The company, whose iconic brands include Hovis, Mr Kipling, Batchelor's, Quorn, Bisto, Ambrosia, Sharwood's, Branston, Oxo, and Hartley's saw total sales climb 2.2% to £2.6 billion during the year ended 31 December 2009 while pre-tax profits came in at £47 million as opposed to a loss of £405 million in 2008.
Commenting on the results, CEO Robert Schofield said: "Premier Foods achieved a tremendous amount in 2009. We strengthened our balance sheet, cut debt, increased trading profits and returned to positive earnings. Most importantly we improved the performance of all our key brands in a highly competitive market place.
"Today we're outlining our plans and ambitions for the next chapter in the successful growth of the business. We are laying out a series of key targets and performance indicators for the next three years and providing an even greater degree of transparency as befits a business of our scale.

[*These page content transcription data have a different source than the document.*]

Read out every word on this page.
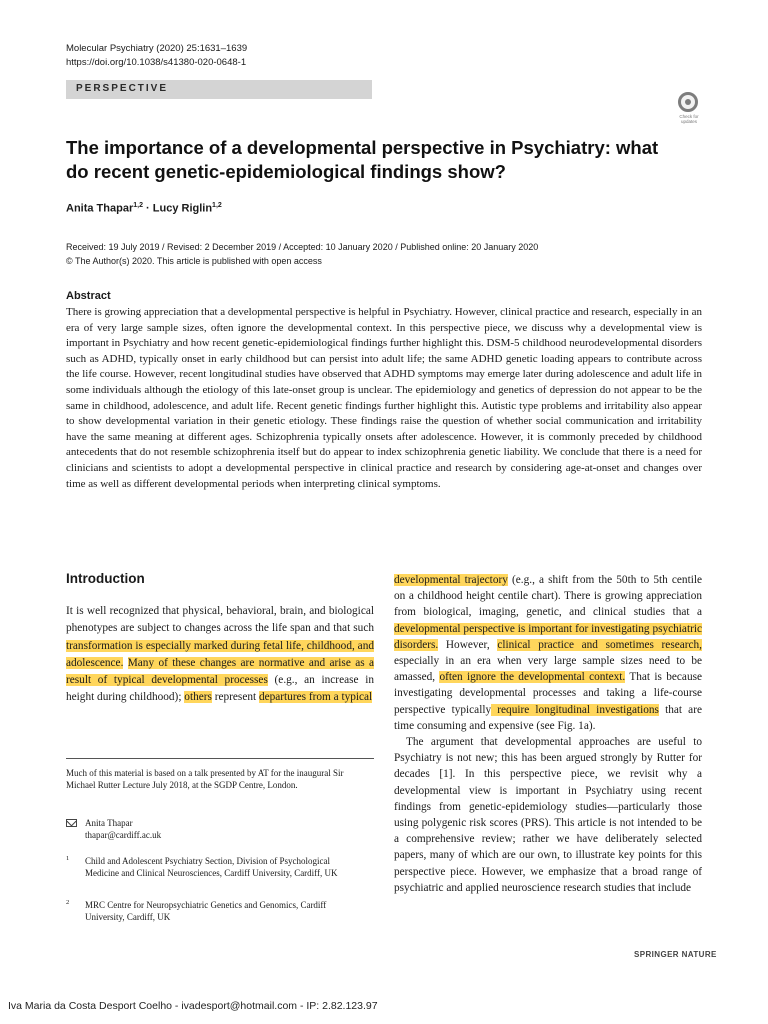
Molecular Psychiatry (2020) 25:1631–1639
https://doi.org/10.1038/s41380-020-0648-1
PERSPECTIVE
Check for updates
The importance of a developmental perspective in Psychiatry: what do recent genetic-epidemiological findings show?
Anita Thapar$^{1,2}$ · Lucy Riglin$^{1,2}$
Received: 19 July 2019 / Revised: 2 December 2019 / Accepted: 10 January 2020 / Published online: 20 January 2020
© The Author(s) 2020. This article is published with open access
Abstract
There is growing appreciation that a developmental perspective is helpful in Psychiatry. However, clinical practice and research, especially in an era of very large sample sizes, often ignore the developmental context. In this perspective piece, we discuss why a developmental view is important in Psychiatry and how recent genetic-epidemiological findings further highlight this. DSM-5 childhood neurodevelopmental disorders such as ADHD, typically onset in early childhood but can persist into adult life; the same ADHD genetic loading appears to contribute across the life course. However, recent longitudinal studies have observed that ADHD symptoms may emerge later during adolescence and adult life in some individuals although the etiology of this late-onset group is unclear. The epidemiology and genetics of depression do not appear to be the same in childhood, adolescence, and adult life. Recent genetic findings further highlight this. Autistic type problems and irritability also appear to show developmental variation in their genetic etiology. These findings raise the question of whether social communication and irritability have the same meaning at different ages. Schizophrenia typically onsets after adolescence. However, it is commonly preceded by childhood antecedents that do not resemble schizophrenia itself but do appear to index schizophrenia genetic liability. We conclude that there is a need for clinicians and scientists to adopt a developmental perspective in clinical practice and research by considering age-at-onset and changes over time as well as different developmental periods when interpreting clinical symptoms.
Introduction

It is well recognized that physical, behavioral, brain, and biological phenotypes are subject to changes across the life span and that such transformation is especially marked during fetal life, childhood, and adolescence. Many of these changes are normative and arise as a result of typical developmental processes (e.g., an increase in height during childhood); others represent departures from a typical

developmental trajectory (e.g., a shift from the 50th to 5th centile on a childhood height centile chart). There is growing appreciation from biological, imaging, genetic, and clinical studies that a developmental perspective is important for investigating psychiatric disorders. However, clinical practice and sometimes research, especially in an era when very large sample sizes need to be amassed, often ignore the developmental context. That is because investigating developmental processes and taking a life-course perspective typically require longitudinal investigations that are time consuming and expensive (see Fig. 1a).

The argument that developmental approaches are useful to Psychiatry is not new; this has been argued strongly by Rutter for decades [1]. In this perspective piece, we revisit why a developmental view is important in Psychiatry using recent findings from genetic-epidemiology studies—particularly those using polygenic risk scores (PRS). This article is not intended to be a comprehensive review; rather we have deliberately selected papers, many of which are our own, to illustrate key points for this perspective piece. However, we emphasize that a broad range of psychiatric and applied neuroscience research studies that include

Much of this material is based on a talk presented by AT for the inaugural Sir Michael Rutter Lecture July 2018, at the SGDP Centre, London.
Anita Thapar
thapar@cardiff.ac.uk
1 Child and Adolescent Psychiatry Section, Division of Psychological Medicine and Clinical Neurosciences, Cardiff University, Cardiff, UK
2 MRC Centre for Neuropsychiatric Genetics and Genomics, Cardiff University, Cardiff, UK
SPRINGER NATURE
Iva Maria da Costa Desport Coelho - ivadesport@hotmail.com - IP: 2.82.123.97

"We are confident that our business model is capable of continuing to capture share in our key market segments and delivering sustained earnings growth and cash generation over the medium term. We look forward to the next stage of the Group's development with determination and enthusiasm."
Premier said its vision is to be "the best in British food with brands that you really love". However, the Group's strategy remained unchanged but now, with the integration of the RHM and Campbell's businesses behind it, Premier was focused on delivering organic growth over the next three years. The business model to deliver this growth is:
• to grow branded sales faster than their respective markets by investing in and strengthening our brands and their relevance to today's consumers;
• to gain competitive advantage by utilising consumer insight and scale to deliver value to customers and to work more effectively with suppliers;
• to deliver efficiency benefits such that supply chain costs and overheads are held flat or decline while volumes grow; and as a result
• to focus on cash generation and debt reduction.
Looking ahead, the company said it planned to deliver efficiency savings over and above the synergies already delivered. Furthermore, these efficiencies should be deliverable without material access costs.
In 2009, much of the benefit of the strategy had been absorbed by inflation in input costs and by a tougher consumer and trading environment which drove higher promotional costs. But Premier said it was confident that 2010 would be a successful first step of a three year journey of demonstrating the strategic direction of the business and of generating cash.
It concluded: "We remain cautious about the consumer and trading environment for 2010. But, assuming no further adverse change in that environment, we expect the benefits of the strategy to result in further progress in 2010."